The covariance structure Cov(W_s, W_t) = min(s, t) is the kernel of the Wiener process Gaussian process. This kernel appears in infinite-dimensional Bayesian regression and in the theory of support vector machines on function spaces.
Given W_1 ~ N(0,1), what is the distribution of W_4 - W_1? Is it independent of W_1?
The answer follows directly from the definition and properties of the object under consideration.
Path Properties: Continuity and Quadratic Variation
Brownian paths are continuous everywhere but differentiable nowhere. This is not a curiosity; it is the source of Ito calculus. The quadratic variation of a Brownian path equals t almost surely, meaning the path accumulates squared fluctuations linearly in time. This property drives the Ito correction term that separates stochastic calculus from ordinary calculus.
Nowhere differentiability of Brownian paths is a key theoretical reason why diffusion models in generative AI (DDPM, score-matching) require stochastic differential equations rather than ordinary ones. The noise added during the forward process follows Brownian increments, and the reverse denoising score function exploits the structure of the resulting path measure.
Compute E[(W_2 - W_1)^2 + (W_1)^2]. What is the quadratic variation of W over [0, 2]?
The answer follows directly from the definition and properties of the object under consideration.
Geometric Brownian Motion and Black-Scholes
Tesla stock closed at 250 USD on a given day. With daily volatility sigma = 0.058 (annualized 0.58) and drift mu = 0.30 per year, the price tomorrow is not Gaussian. It follows a geometric Brownian motion, a process that stays positive and has log-normally distributed increments. This model is the foundation of the Black-Scholes option pricing framework used in trillions of dollars of derivatives.
Geometric Brownian motion also appears in machine learning research as a model for feature drift in non-stationary environments. The SDE framework it introduces, stochastic differential equations, generalizes to neural SDEs (Latent ODEs with diffusion), which are used for irregularly sampled time series, physical simulation, and score-based generative models such as DDPM and DDIM.
If S_0 = 100, mu = 0.05, sigma = 0.2, and T = 1, what is E[S_T] and P(S_T > 110)?
The answer follows directly from the definition and properties of the object under consideration.
Ito's lemma applied to $W_t^2$
For $f(W_t) = W_t^2$, the ordinary chain rule would give $d(W_t^2) = 2W_t \, dW_t$. Ito's lemma adds a correction: $d(W_t^2) = 2W_t \, dW_t + dt$. Integrating: $W_t^2 = 2\int_0^t W_s \, dW_s + t$. Check: $\mathbb{E}[W_t^2] = t$ (variance), and $\mathbb{E}[\int_0^t W_s \, dW_s] = 0$ (Ito integral is a martingale). The correction $dt$ is the quadratic variation: $[W]_t = t$, symbolically $(dW_t)^2 = dt$.
Итоги
- Brownian motion is a continuous process with Gaussian independent increments and nowhere differentiable paths.

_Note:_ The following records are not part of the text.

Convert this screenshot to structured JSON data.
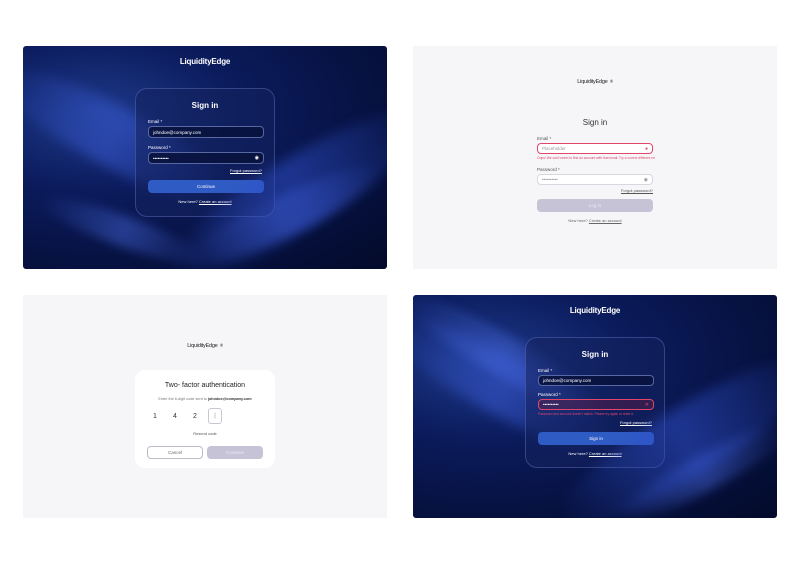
{
  "brand": {
    "logo": "LiquidityEdge",
    "mark": "®"
  },
  "panel1": {
    "title": "Sign in",
    "email_label": "Email *",
    "email_value": "johndoe@company.com",
    "password_label": "Password *",
    "password_value": "••••••••••",
    "forgot": "Forgot password?",
    "continue": "Continue",
    "new_here": "New here?",
    "create": "Create an account"
  },
  "panel2": {
    "title": "Sign in",
    "email_label": "Email *",
    "email_placeholder": "Placeholder",
    "email_error": "Oops! We can't seem to find an account with that email. Try a correct different email.",
    "password_label": "Password *",
    "password_value": "••••••••••",
    "forgot": "Forgot password?",
    "login": "Log in",
    "new_here": "New here?",
    "create": "Create an account"
  },
  "panel3": {
    "title": "Two- factor authentication",
    "instruction": "Enter the 6-digit code sent to",
    "email": "johndoe@company.com",
    "digits": [
      "1",
      "4",
      "2",
      "|",
      "",
      ""
    ],
    "resend": "Resend code",
    "cancel": "Cancel",
    "continue": "Continue"
  },
  "panel4": {
    "title": "Sign in",
    "email_label": "Email *",
    "email_value": "johndoe@company.com",
    "password_label": "Password *",
    "password_value": "••••••••••",
    "password_error": "Password and account doesn't match. Please try again or reset it.",
    "forgot": "Forgot password?",
    "signin": "Sign in",
    "new_here": "New here?",
    "create": "Create an account"
  }
}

- Ito's lemma: $df(W_t) = f'(W_t)dW_t + \frac{1}{2}f''(W_t)dt$.
- GBM $dS = \mu S dt + \sigma S dW_t$ solves to $S_t = S_0 \exp((\mu - \sigma^2/2)t + \sigma W_t)$ by Ito's lemma.

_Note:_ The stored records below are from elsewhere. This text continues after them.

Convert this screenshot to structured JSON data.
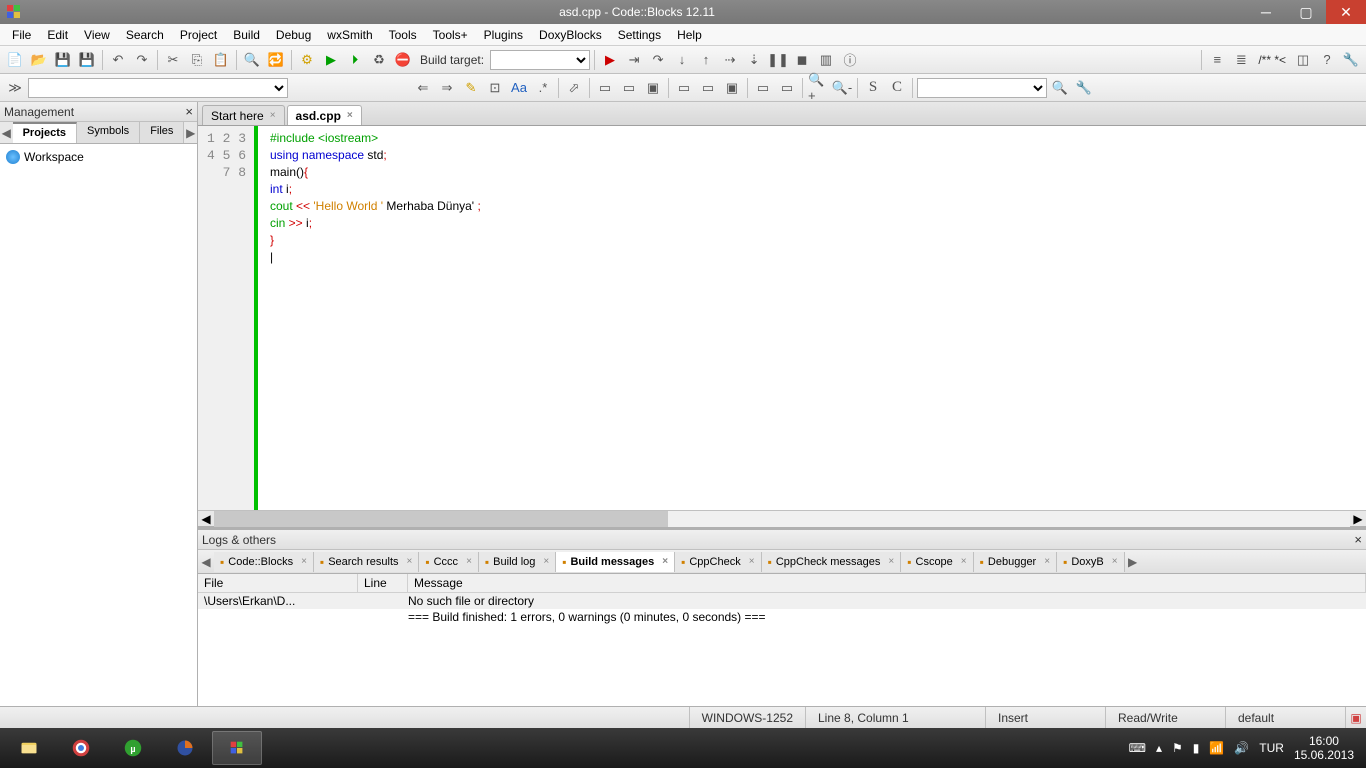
{
  "titlebar": {
    "title": "asd.cpp - Code::Blocks 12.11"
  },
  "menu": [
    "File",
    "Edit",
    "View",
    "Search",
    "Project",
    "Build",
    "Debug",
    "wxSmith",
    "Tools",
    "Tools+",
    "Plugins",
    "DoxyBlocks",
    "Settings",
    "Help"
  ],
  "toolbar": {
    "build_target_label": "Build target:"
  },
  "mgmt": {
    "title": "Management",
    "tabs": [
      "Projects",
      "Symbols",
      "Files"
    ],
    "workspace": "Workspace"
  },
  "editor_tabs": [
    {
      "label": "Start here",
      "active": false
    },
    {
      "label": "asd.cpp",
      "active": true
    }
  ],
  "code": {
    "line_count": 8,
    "lines": [
      [
        {
          "t": "#include ",
          "c": "pp"
        },
        {
          "t": "<iostream>",
          "c": "pp"
        }
      ],
      [
        {
          "t": "using ",
          "c": "kw-b"
        },
        {
          "t": "namespace ",
          "c": "kw-b"
        },
        {
          "t": "std",
          "c": ""
        },
        {
          "t": ";",
          "c": "op"
        }
      ],
      [
        {
          "t": "main",
          "c": ""
        },
        {
          "t": "()",
          "c": ""
        },
        {
          "t": "{",
          "c": "op"
        }
      ],
      [
        {
          "t": "int ",
          "c": "kw-b"
        },
        {
          "t": "i",
          "c": ""
        },
        {
          "t": ";",
          "c": "op"
        }
      ],
      [
        {
          "t": "cout",
          "c": "kw-g"
        },
        {
          "t": " << ",
          "c": "op"
        },
        {
          "t": "'Hello World '",
          "c": "str"
        },
        {
          "t": " Merhaba Dünya' ",
          "c": ""
        },
        {
          "t": ";",
          "c": "op"
        }
      ],
      [
        {
          "t": "cin",
          "c": "kw-g"
        },
        {
          "t": " >> ",
          "c": "op"
        },
        {
          "t": "i",
          "c": ""
        },
        {
          "t": ";",
          "c": "op"
        }
      ],
      [
        {
          "t": "}",
          "c": "op"
        }
      ],
      [
        {
          "t": "|",
          "c": ""
        }
      ]
    ]
  },
  "logs": {
    "title": "Logs & others",
    "tabs": [
      "Code::Blocks",
      "Search results",
      "Cccc",
      "Build log",
      "Build messages",
      "CppCheck",
      "CppCheck messages",
      "Cscope",
      "Debugger",
      "DoxyB"
    ],
    "active_tab": 4,
    "headers": {
      "file": "File",
      "line": "Line",
      "msg": "Message"
    },
    "rows": [
      {
        "file": "\\Users\\Erkan\\D...",
        "line": "",
        "msg": "No such file or directory",
        "hl": true
      },
      {
        "file": "",
        "line": "",
        "msg": "=== Build finished: 1 errors, 0 warnings (0 minutes, 0 seconds) ===",
        "hl": false
      }
    ]
  },
  "status": {
    "encoding": "WINDOWS-1252",
    "position": "Line 8, Column 1",
    "mode": "Insert",
    "rw": "Read/Write",
    "profile": "default"
  },
  "tray": {
    "lang": "TUR",
    "time": "16:00",
    "date": "15.06.2013"
  }
}
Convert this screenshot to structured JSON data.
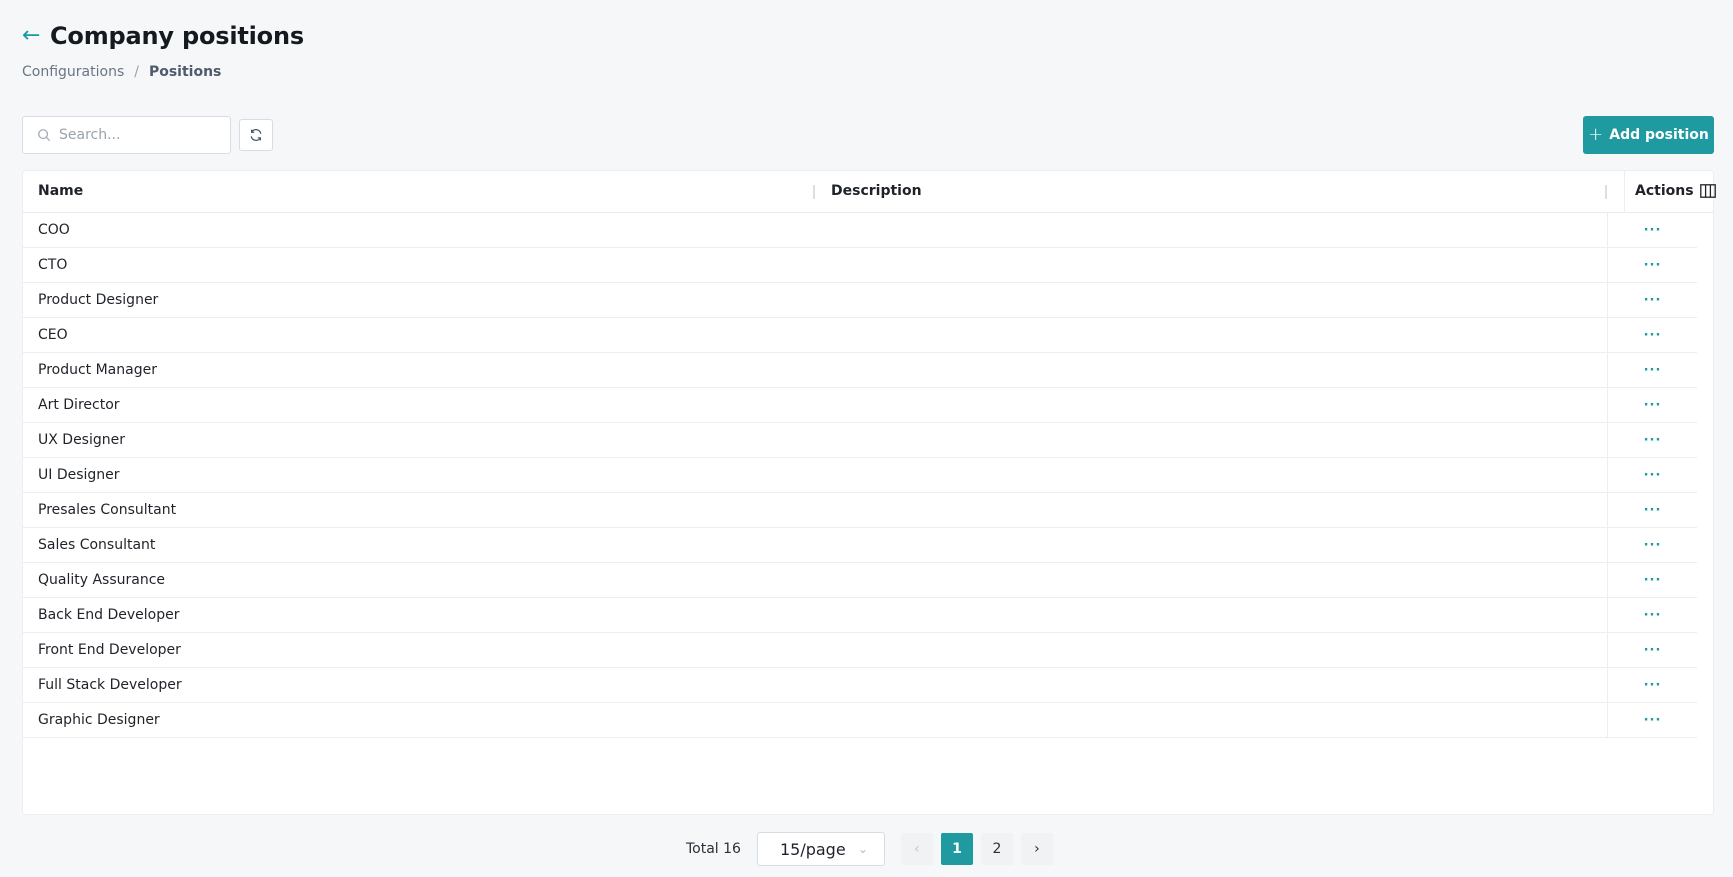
{
  "header": {
    "back_icon": "←",
    "title": "Company positions",
    "breadcrumb": [
      {
        "label": "Configurations"
      },
      {
        "label": "Positions"
      }
    ],
    "breadcrumb_separator": "/"
  },
  "toolbar": {
    "search_placeholder": "Search...",
    "search_value": "",
    "refresh_icon": "refresh-icon",
    "add_label": "Add position",
    "add_icon": "+"
  },
  "colors": {
    "accent": "#1e9aa0",
    "background": "#f6f7f9"
  },
  "table": {
    "columns": {
      "name": "Name",
      "description": "Description",
      "actions": "Actions"
    },
    "actions_glyph": "···",
    "rows": [
      {
        "name": "COO",
        "description": ""
      },
      {
        "name": "CTO",
        "description": ""
      },
      {
        "name": "Product Designer",
        "description": ""
      },
      {
        "name": "CEO",
        "description": ""
      },
      {
        "name": "Product Manager",
        "description": ""
      },
      {
        "name": "Art Director",
        "description": ""
      },
      {
        "name": "UX Designer",
        "description": ""
      },
      {
        "name": "UI Designer",
        "description": ""
      },
      {
        "name": "Presales Consultant",
        "description": ""
      },
      {
        "name": "Sales Consultant",
        "description": ""
      },
      {
        "name": "Quality Assurance",
        "description": ""
      },
      {
        "name": "Back End Developer",
        "description": ""
      },
      {
        "name": "Front End Developer",
        "description": ""
      },
      {
        "name": "Full Stack Developer",
        "description": ""
      },
      {
        "name": "Graphic Designer",
        "description": ""
      }
    ]
  },
  "pagination": {
    "total_label": "Total 16",
    "page_size": "15/page",
    "prev": "‹",
    "next": "›",
    "pages": [
      "1",
      "2"
    ],
    "current_page": "1"
  }
}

Connections to other topics
Diffusion models in generative AI: the forward process adds noise via an SDE like $dX = -X \, dt + \sqrt{2} \, dW_t$ (OU process), the reverse restores the image. Statistical physics (prob-28) uses the same SDEs through the Langevin equation.
- Prob 28 — related
Вопросы для размышления
- Black-Scholes assumes constant volatility $\sigma$, but the market 'volatility smile' shows $\sigma$ depends on the strike. How do SDEs with state-dependent volatility $\sigma(S_t, t)$ (local volatility models) generalize GBM, and what changes in applying Ito's lemma?